The last major Pretenders tour was the group’s 2007 summer jaunt with ZZ Top and the Stray Cats, but Hynde says that so far “there haven’t been any suggestions” for another package, which is just fine with her.
“I would love to headline something, ’cause then I don’t have to share the catering with meat eaters,” explains Hynde, a vegan who operates a restaurant, VegiTerranean, in her hometown of Akron, Ohio. “I love working with other bands, and I certainly don’t mind supporting another band. I don’t have to be the headliner; that’s never been an issue for me at all. I’m just more concerned about sharing the catering.”
When the Pretenders do start playing live again, beginning with the Wreck the Halls radio concert Dec. 10 in Los Angeles and a Dec. 12 show in Portland, Ore., Hynde says founding member Martin Chambers will be back on the drum throne even though Jim Keltner played on “Break Up the Concrete.”
“I think Martin’s one of the greatest rock drummers of all time,” Hynde explains, “but he has a very signature sound and I wanted to get in some different feels on (the album). I knew I needed to work with a different drummer on this record. I just needed that extra input. And Martin was cool with that. He always defers. I mean, I am the band leader. I have to make these decisions. But Martin’s playing (the new songs) now and really enjoying them, and we’re having a ball playing the songs.”

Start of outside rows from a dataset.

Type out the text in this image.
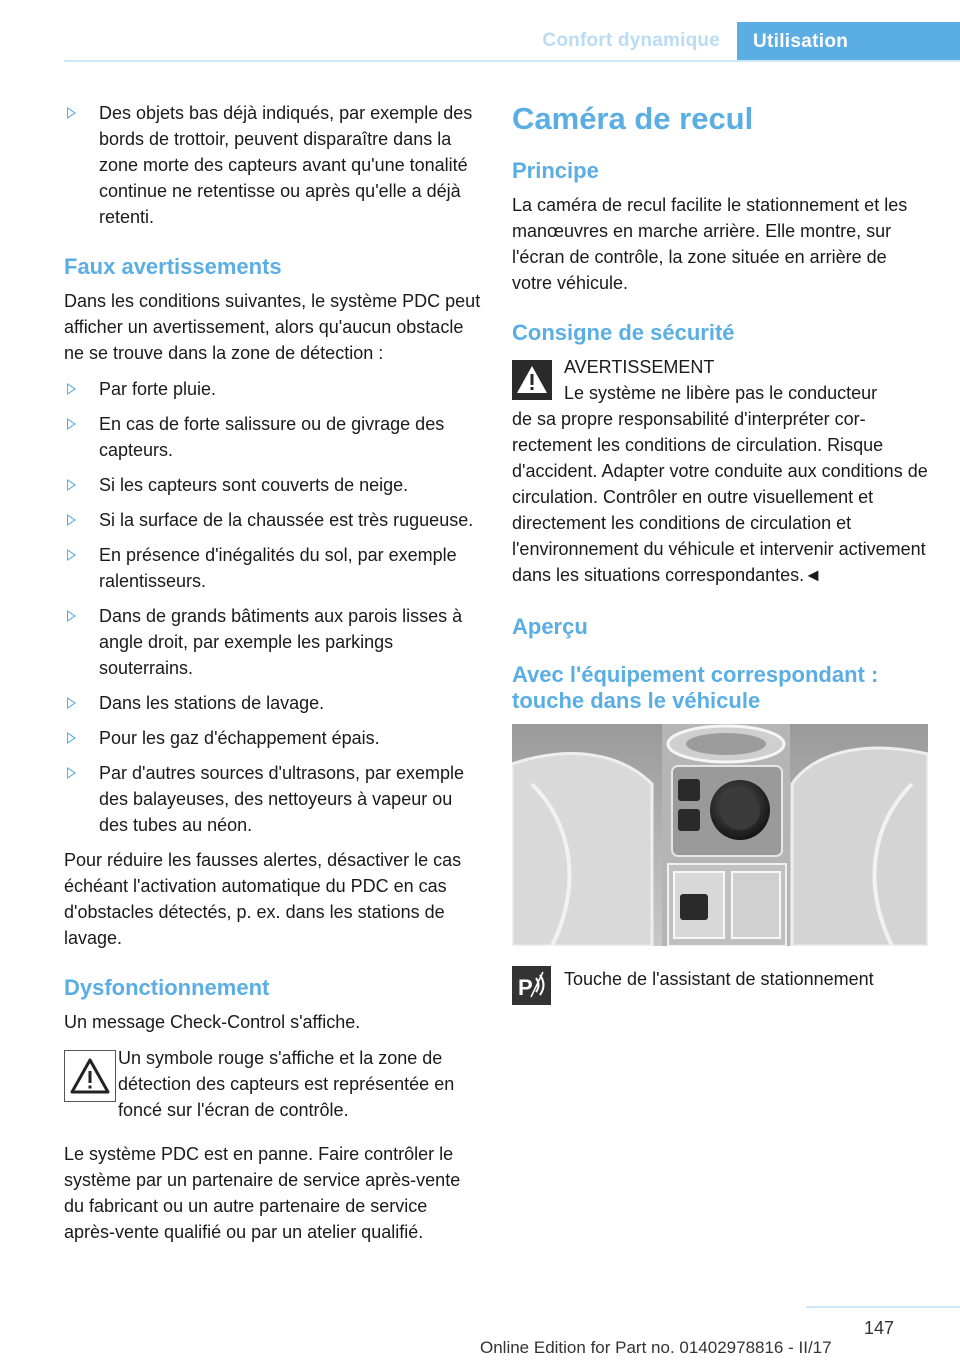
Confort dynamique	Utilisation
Des objets bas déjà indiqués, par exemple des bords de trottoir, peuvent disparaître dans la zone morte des capteurs avant qu'une tonalité continue ne retentisse ou après qu'elle a déjà retenti.
Faux avertissements

Dans les conditions suivantes, le système PDC peut afficher un avertissement, alors qu'aucun obstacle ne se trouve dans la zone de détection :

Par forte pluie.
En cas de forte salissure ou de givrage des capteurs.
Si les capteurs sont couverts de neige.
Si la surface de la chaussée est très rugueuse.
En présence d'inégalités du sol, par exemple ralentisseurs.
Dans de grands bâtiments aux parois lisses à angle droit, par exemple les parkings souterrains.
Dans les stations de lavage.
Pour les gaz d'échappement épais.
Par d'autres sources d'ultrasons, par exemple des balayeuses, des nettoyeurs à vapeur ou des tubes au néon.

Pour réduire les fausses alertes, désactiver le cas échéant l'activation automatique du PDC en cas d'obstacles détectés, p. ex. dans les stations de lavage.

Dysfonctionnement

Un message Check-Control s'affiche.

Un symbole rouge s'affiche et la zone de détection des capteurs est représentée en foncé sur l'écran de contrôle.

Le système PDC est en panne. Faire contrôler le système par un partenaire de service après-vente du fabricant ou un autre partenaire de service après-vente qualifié ou par un atelier qualifié.

Caméra de recul
Principe

La caméra de recul facilite le stationnement et les manœuvres en marche arrière. Elle montre, sur l'écran de contrôle, la zone située en arrière de votre véhicule.

Consigne de sécurité
AVERTISSEMENT
Le système ne libère pas le conducteur

de sa propre responsabilité d'interpréter correctement les conditions de circulation. Risque d'accident. Adapter votre conduite aux conditions de circulation. Contrôler en outre visuellement et directement les conditions de circulation et l'environnement du véhicule et intervenir activement dans les situations correspondantes.◄

Aperçu
Avec l'équipement correspondant : touche dans le véhicule
P Touche de l'assistant de stationnement
147
Online Edition for Part no. 01402978816 - II/17
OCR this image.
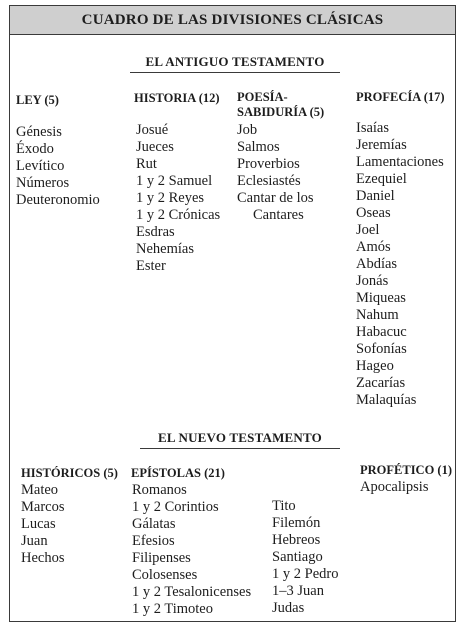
CUADRO DE LAS DIVISIONES CLÁSICAS
EL ANTIGUO TESTAMENTO
LEY (5)
Génesis
Éxodo
Levítico
Números
Deuteronomio
HISTORIA (12)
Josué
Jueces
Rut
1 y 2 Samuel
1 y 2 Reyes
1 y 2 Crónicas
Esdras
Nehemías
Ester
POESÍA-
SABIDURÍA (5)
Job
Salmos
Proverbios
Eclesiastés
Cantar de los
Cantares
PROFECÍA (17)
Isaías
Jeremías
Lamentaciones
Ezequiel
Daniel
Oseas
Joel
Amós
Abdías
Jonás
Miqueas
Nahum
Habacuc
Sofonías
Hageo
Zacarías
Malaquías
EL NUEVO TESTAMENTO
HISTÓRICOS (5)
Mateo
Marcos
Lucas
Juan
Hechos
EPÍSTOLAS (21)
Romanos
1 y 2 Corintios
Gálatas
Efesios
Filipenses
Colosenses
1 y 2 Tesalonicenses
1 y 2 Timoteo
Tito
Filemón
Hebreos
Santiago
1 y 2 Pedro
1–3 Juan
Judas
PROFÉTICO (1)
Apocalipsis
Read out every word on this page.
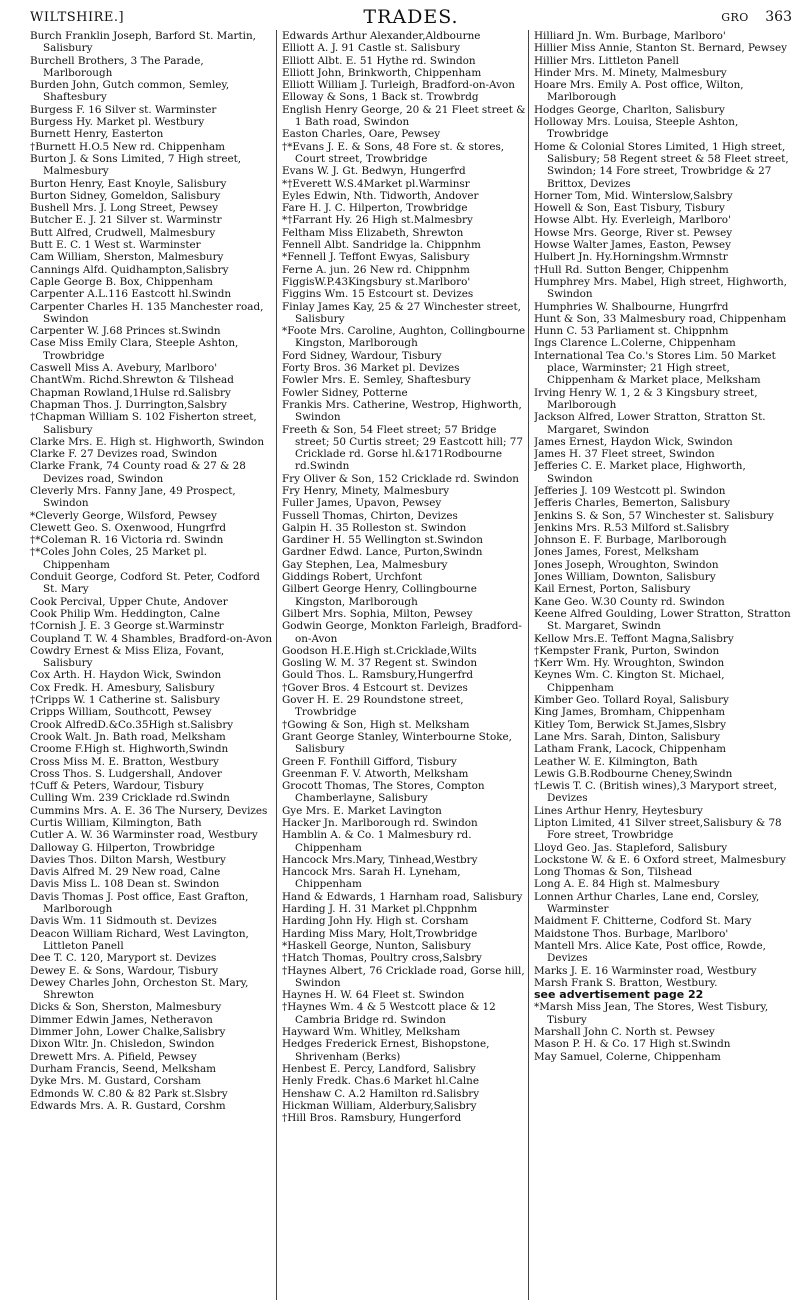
WILTSHIRE.]	TRADES.	GRO 363

Burch Franklin Joseph, Barford St. Martin, Salisbury

Burchell Brothers, 3 The Parade, Marlborough

Burden John, Gutch common, Semley, Shaftesbury

Burgess F. 16 Silver st. Warminster

Burgess Hy. Market pl. Westbury

Burnett Henry, Easterton

†Burnett H.O.5 New rd. Chippenham

Burton J. & Sons Limited, 7 High street, Malmesbury

Burton Henry, East Knoyle, Salisbury

Burton Sidney, Gomeldon, Salisbury

Bushell Mrs. J. Long Street, Pewsey

Butcher E. J. 21 Silver st. Warminstr

Butt Alfred, Crudwell, Malmesbury

Butt E. C. 1 West st. Warminster

Cam William, Sherston, Malmesbury

Cannings Alfd. Quidhampton,Salisbry

Caple George B. Box, Chippenham

Carpenter A.L.116 Eastcott hl.Swindn

Carpenter Charles H. 135 Manchester road, Swindon

Carpenter W. J.68 Princes st.Swindn

Case Miss Emily Clara, Steeple Ashton, Trowbridge

Caswell Miss A. Avebury, Marlboro'

ChantWm. Richd.Shrewton & Tilshead

Chapman Rowland,1Hulse rd.Salisbry

Chapman Thos. J. Durrington,Salsbry

†Chapman William S. 102 Fisherton street, Salisbury

Clarke Mrs. E. High st. Highworth, Swindon

Clarke F. 27 Devizes road, Swindon

Clarke Frank, 74 County road & 27 & 28 Devizes road, Swindon

Cleverly Mrs. Fanny Jane, 49 Prospect, Swindon

*Cleverly George, Wilsford, Pewsey

Clewett Geo. S. Oxenwood, Hungrfrd

†*Coleman R. 16 Victoria rd. Swindn

†*Coles John Coles, 25 Market pl. Chippenham

Conduit George, Codford St. Peter, Codford St. Mary

Cook Percival, Upper Chute, Andover

Cook Philip Wm. Heddington, Calne

†Cornish J. E. 3 George st.Warminstr

Coupland T. W. 4 Shambles, Bradford-on-Avon

Cowdry Ernest & Miss Eliza, Fovant, Salisbury

Cox Arth. H. Haydon Wick, Swindon

Cox Fredk. H. Amesbury, Salisbury

†Cripps W. 1 Catherine st. Salisbury

Cripps William, Southcott, Pewsey

Crook AlfredD.&Co.35High st.Salisbry

Crook Walt. Jn. Bath road, Melksham

Croome F.High st. Highworth,Swindn

Cross Miss M. E. Bratton, Westbury

Cross Thos. S. Ludgershall, Andover

†Cuff & Peters, Wardour, Tisbury

Culling Wm. 239 Cricklade rd.Swindn

Cummins Mrs. A. E. 36 The Nursery, Devizes

Curtis William, Kilmington, Bath

Cutler A. W. 36 Warminster road, Westbury

Dalloway G. Hilperton, Trowbridge

Davies Thos. Dilton Marsh, Westbury

Davis Alfred M. 29 New road, Calne

Davis Miss L. 108 Dean st. Swindon

Davis Thomas J. Post office, East Grafton, Marlborough

Davis Wm. 11 Sidmouth st. Devizes

Deacon William Richard, West Lavington, Littleton Panell

Dee T. C. 120, Maryport st. Devizes

Dewey E. & Sons, Wardour, Tisbury

Dewey Charles John, Orcheston St. Mary, Shrewton

Dicks & Son, Sherston, Malmesbury

Dimmer Edwin James, Netheravon

Dimmer John, Lower Chalke,Salisbry

Dixon Wltr. Jn. Chisledon, Swindon

Drewett Mrs. A. Pifield, Pewsey

Durham Francis, Seend, Melksham

Dyke Mrs. M. Gustard, Corsham

Edmonds W. C.80 & 82 Park st.Slsbry

Edwards Mrs. A. R. Gustard, Corshm

Edwards Arthur Alexander,Aldbourne

Elliott A. J. 91 Castle st. Salisbury

Elliott Albt. E. 51 Hythe rd. Swindon

Elliott John, Brinkworth, Chippenham

Elliott William J. Turleigh, Bradford-on-Avon

Elloway & Sons, 1 Back st. Trowbrdg

English Henry George, 20 & 21 Fleet street & 1 Bath road, Swindon

Easton Charles, Oare, Pewsey

†*Evans J. E. & Sons, 48 Fore st. & stores, Court street, Trowbridge

Evans W. J. Gt. Bedwyn, Hungerfrd

*†Everett W.S.4Market pl.Warminsr

Eyles Edwin, Nth. Tidworth, Andover

Fare H. J. C. Hilperton, Trowbridge

*†Farrant Hy. 26 High st.Malmesbry

Feltham Miss Elizabeth, Shrewton

Fennell Albt. Sandridge la. Chippnhm

*Fennell J. Teffont Ewyas, Salisbury

Ferne A. jun. 26 New rd. Chippnhm

FiggisW.P.43Kingsbury st.Marlboro'

Figgins Wm. 15 Estcourt st. Devizes

Finlay James Kay, 25 & 27 Winchester street, Salisbury

*Foote Mrs. Caroline, Aughton, Collingbourne Kingston, Marlborough

Ford Sidney, Wardour, Tisbury

Forty Bros. 36 Market pl. Devizes

Fowler Mrs. E. Semley, Shaftesbury

Fowler Sidney, Potterne

Frankis Mrs. Catherine, Westrop, Highworth, Swindon

Freeth & Son, 54 Fleet street; 57 Bridge street; 50 Curtis street; 29 Eastcott hill; 77 Cricklade rd. Gorse hl.&171Rodbourne rd.Swindn

Fry Oliver & Son, 152 Cricklade rd. Swindon

Fry Henry, Minety, Malmesbury

Fuller James, Upavon, Pewsey

Fussell Thomas, Chirton, Devizes

Galpin H. 35 Rolleston st. Swindon

Gardiner H. 55 Wellington st.Swindon

Gardner Edwd. Lance, Purton,Swindn

Gay Stephen, Lea, Malmesbury

Giddings Robert, Urchfont

Gilbert George Henry, Collingbourne Kingston, Marlborough

Gilbert Mrs. Sophia, Milton, Pewsey

Godwin George, Monkton Farleigh, Bradford-on-Avon

Goodson H.E.High st.Cricklade,Wilts

Gosling W. M. 37 Regent st. Swindon

Gould Thos. L. Ramsbury,Hungerfrd

†Gover Bros. 4 Estcourt st. Devizes

Gover H. E. 29 Roundstone street, Trowbridge

†Gowing & Son, High st. Melksham

Grant George Stanley, Winterbourne Stoke, Salisbury

Green F. Fonthill Gifford, Tisbury

Greenman F. V. Atworth, Melksham

Grocott Thomas, The Stores, Compton Chamberlayne, Salisbury

Gye Mrs. E. Market Lavington

Hacker Jn. Marlborough rd. Swindon

Hamblin A. & Co. 1 Malmesbury rd. Chippenham

Hancock Mrs.Mary, Tinhead,Westbry

Hancock Mrs. Sarah H. Lyneham, Chippenham

Hand & Edwards, 1 Harnham road, Salisbury

Harding J. H. 31 Market pl.Chppnhm

Harding John Hy. High st. Corsham

Harding Miss Mary, Holt,Trowbridge

*Haskell George, Nunton, Salisbury

†Hatch Thomas, Poultry cross,Salsbry

†Haynes Albert, 76 Cricklade road, Gorse hill, Swindon

Haynes H. W. 64 Fleet st. Swindon

†Haynes Wm. 4 & 5 Westcott place & 12 Cambria Bridge rd. Swindon

Hayward Wm. Whitley, Melksham

Hedges Frederick Ernest, Bishopstone, Shrivenham (Berks)

Henbest E. Percy, Landford, Salisbry

Henly Fredk. Chas.6 Market hl.Calne

Henshaw C. A.2 Hamilton rd.Salisbry

Hickman William, Alderbury,Salisbry

†Hill Bros. Ramsbury, Hungerford

Hilliard Jn. Wm. Burbage, Marlboro'

Hillier Miss Annie, Stanton St. Bernard, Pewsey

Hillier Mrs. Littleton Panell

Hinder Mrs. M. Minety, Malmesbury

Hoare Mrs. Emily A. Post office, Wilton, Marlborough

Hodges George, Charlton, Salisbury

Holloway Mrs. Louisa, Steeple Ashton, Trowbridge

Home & Colonial Stores Limited, 1 High street, Salisbury; 58 Regent street & 58 Fleet street, Swindon; 14 Fore street, Trowbridge & 27 Brittox, Devizes

Horner Tom, Mid. Winterslow,Salsbry

Howell & Son, East Tisbury, Tisbury

Howse Albt. Hy. Everleigh, Marlboro'

Howse Mrs. George, River st. Pewsey

Howse Walter James, Easton, Pewsey

Hulbert Jn. Hy.Horningshm.Wrmnstr

†Hull Rd. Sutton Benger, Chippenhm

Humphrey Mrs. Mabel, High street, Highworth, Swindon

Humphries W. Shalbourne, Hungrfrd

Hunt & Son, 33 Malmesbury road, Chippenham

Hunn C. 53 Parliament st. Chippnhm

Ings Clarence L.Colerne, Chippenham

International Tea Co.'s Stores Lim. 50 Market place, Warminster; 21 High street, Chippenham & Market place, Melksham

Irving Henry W. 1, 2 & 3 Kingsbury street, Marlborough

Jackson Alfred, Lower Stratton, Stratton St. Margaret, Swindon

James Ernest, Haydon Wick, Swindon

James H. 37 Fleet street, Swindon

Jefferies C. E. Market place, Highworth, Swindon

Jefferies J. 109 Westcott pl. Swindon

Jefferis Charles, Bemerton, Salisbury

Jenkins S. & Son, 57 Winchester st. Salisbury

Jenkins Mrs. R.53 Milford st.Salisbry

Johnson E. F. Burbage, Marlborough

Jones James, Forest, Melksham

Jones Joseph, Wroughton, Swindon

Jones William, Downton, Salisbury

Kail Ernest, Porton, Salisbury

Kane Geo. W.30 County rd. Swindon

Keene Alfred Goulding, Lower Stratton, Stratton St. Margaret, Swindn

Kellow Mrs.E. Teffont Magna,Salisbry

†Kempster Frank, Purton, Swindon

†Kerr Wm. Hy. Wroughton, Swindon

Keynes Wm. C. Kington St. Michael, Chippenham

Kimber Geo. Tollard Royal, Salisbury

King James, Bromham, Chippenham

Kitley Tom, Berwick St.James,Slsbry

Lane Mrs. Sarah, Dinton, Salisbury

Latham Frank, Lacock, Chippenham

Leather W. E. Kilmington, Bath

Lewis G.B.Rodbourne Cheney,Swindn

†Lewis T. C. (British wines),3 Maryport street, Devizes

Lines Arthur Henry, Heytesbury

Lipton Limited, 41 Silver street,Salisbury & 78 Fore street, Trowbridge

Lloyd Geo. Jas. Stapleford, Salisbury

Lockstone W. & E. 6 Oxford street, Malmesbury

Long Thomas & Son, Tilshead

Long A. E. 84 High st. Malmesbury

Lonnen Arthur Charles, Lane end, Corsley, Warminster

Maidment F. Chitterne, Codford St. Mary

Maidstone Thos. Burbage, Marlboro'

Mantell Mrs. Alice Kate, Post office, Rowde, Devizes

Marks J. E. 16 Warminster road, Westbury

Marsh Frank S. Bratton, Westbury.

see advertisement page 22

*Marsh Miss Jean, The Stores, West Tisbury, Tisbury

Marshall John C. North st. Pewsey

Mason P. H. & Co. 17 High st.Swindn

May Samuel, Colerne, Chippenham
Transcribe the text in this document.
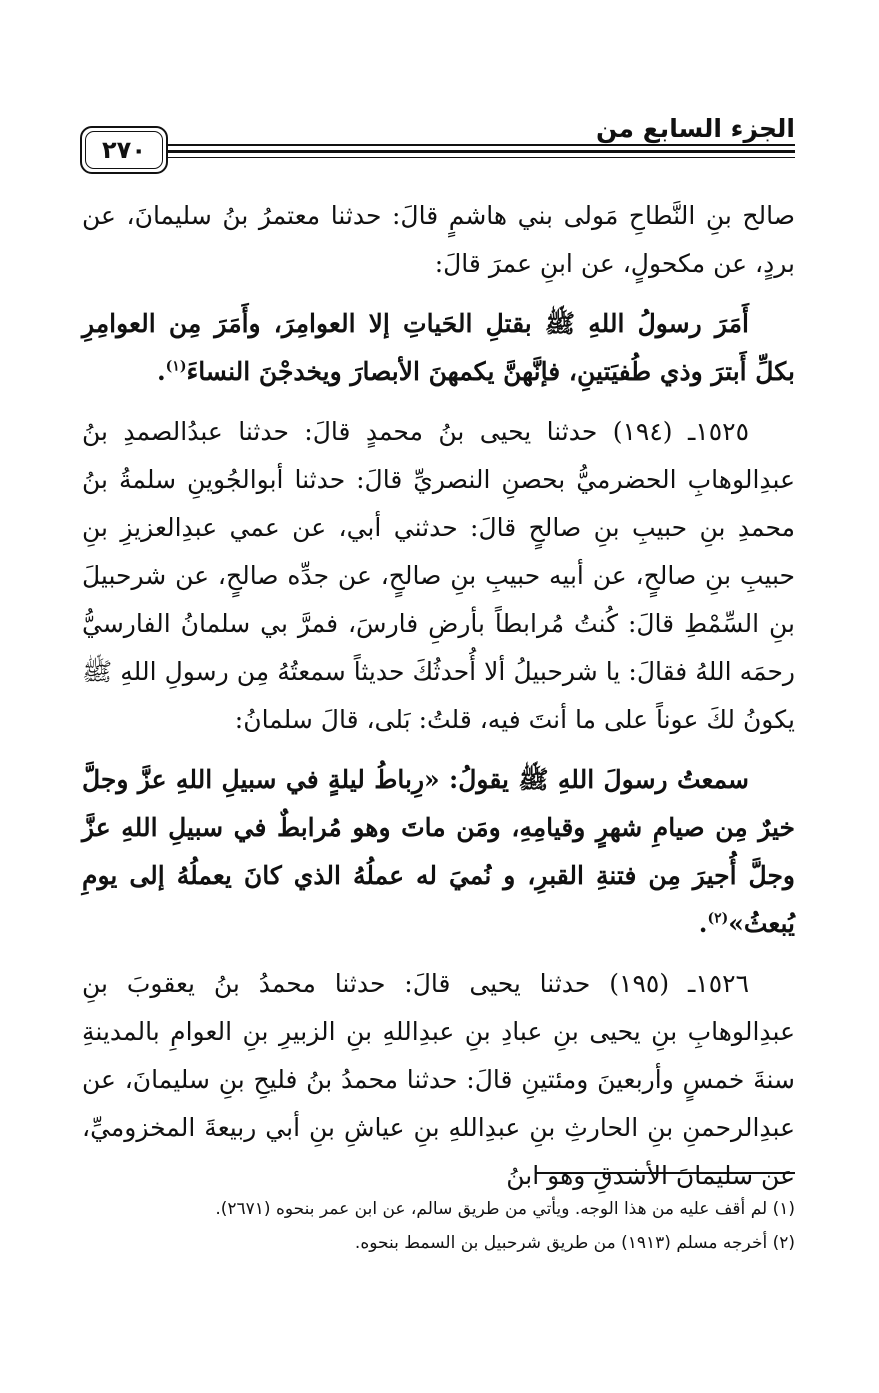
الجزء السابع من
٢٧٠

صالح بنِ النَّطاحِ مَولى بني هاشمٍ قالَ: حدثنا معتمرُ بنُ سليمانَ، عن بردٍ، عن مكحولٍ، عن ابنِ عمرَ قالَ:

أَمَرَ رسولُ اللهِ ﷺ بقتلِ الحَياتِ إلا العوامِرَ، وأَمَرَ مِن العوامِرِ بكلِّ أَبترَ وذي طُفيَتينِ، فإنَّهنَّ يكمهنَ الأبصارَ ويخدجْنَ النساءَ$^{(١)}$.

١٥٢٥ـ (١٩٤) حدثنا يحيى بنُ محمدٍ قالَ: حدثنا عبدُالصمدِ بنُ عبدِالوهابِ الحضرميُّ بحصنِ النصريِّ قالَ: حدثنا أبوالجُوينِ سلمةُ بنُ محمدِ بنِ حبيبِ بنِ صالحٍ قالَ: حدثني أبي، عن عمي عبدِالعزيزِ بنِ حبيبِ بنِ صالحٍ، عن أبيه حبيبِ بنِ صالحٍ، عن جدِّه صالحٍ، عن شرحبيلَ بنِ السِّمْطِ قالَ: كُنتُ مُرابطاً بأرضِ فارسَ، فمرَّ بي سلمانُ الفارسيُّ رحمَه اللهُ فقالَ: يا شرحبيلُ ألا أُحدثُكَ حديثاً سمعتُهُ مِن رسولِ اللهِ ﷺ يكونُ لكَ عوناً على ما أنتَ فيه، قلتُ: بَلى، قالَ سلمانُ:

سمعتُ رسولَ اللهِ ﷺ يقولُ: «رِباطُ ليلةٍ في سبيلِ اللهِ عزَّ وجلَّ خيرٌ مِن صيامِ شهرٍ وقيامِهِ، ومَن ماتَ وهو مُرابطٌ في سبيلِ اللهِ عزَّ وجلَّ أُجيرَ مِن فتنةِ القبرِ، و نُميَ له عملُهُ الذي كانَ يعملُهُ إلى يومِ يُبعثُ»$^{(٢)}$.

١٥٢٦ـ (١٩٥) حدثنا يحيى قالَ: حدثنا محمدُ بنُ يعقوبَ بنِ عبدِالوهابِ بنِ يحيى بنِ عبادِ بنِ عبدِاللهِ بنِ الزبيرِ بنِ العوامِ بالمدينةِ سنةَ خمسٍ وأربعينَ ومئتينِ قالَ: حدثنا محمدُ بنُ فليحِ بنِ سليمانَ، عن عبدِالرحمنِ بنِ الحارثِ بنِ عبدِاللهِ بنِ عياشِ بنِ أبي ربيعةَ المخزوميِّ، عن سليمانَ الأشدقِ وهو ابنُ

(١) لم أقف عليه من هذا الوجه. ويأتي من طريق سالم، عن ابن عمر بنحوه (٢٦٧١).

(٢) أخرجه مسلم (١٩١٣) من طريق شرحبيل بن السمط بنحوه.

“Break Up the Concrete” is the Pretenders’ first new album in six years, but Hynde — who’s become active in Akron’s downtown revival — does not see accelerating her pace of work and, in fact, can see an end for the band, though there’s not a plan in stone for that, either.
“I can’t think it would be much longer,” she says. “Thirty years seems like already wearing out your welcome in rock’n’roll. But I have no plans, one way or the other. It’s not really the sort of thing you can plan.”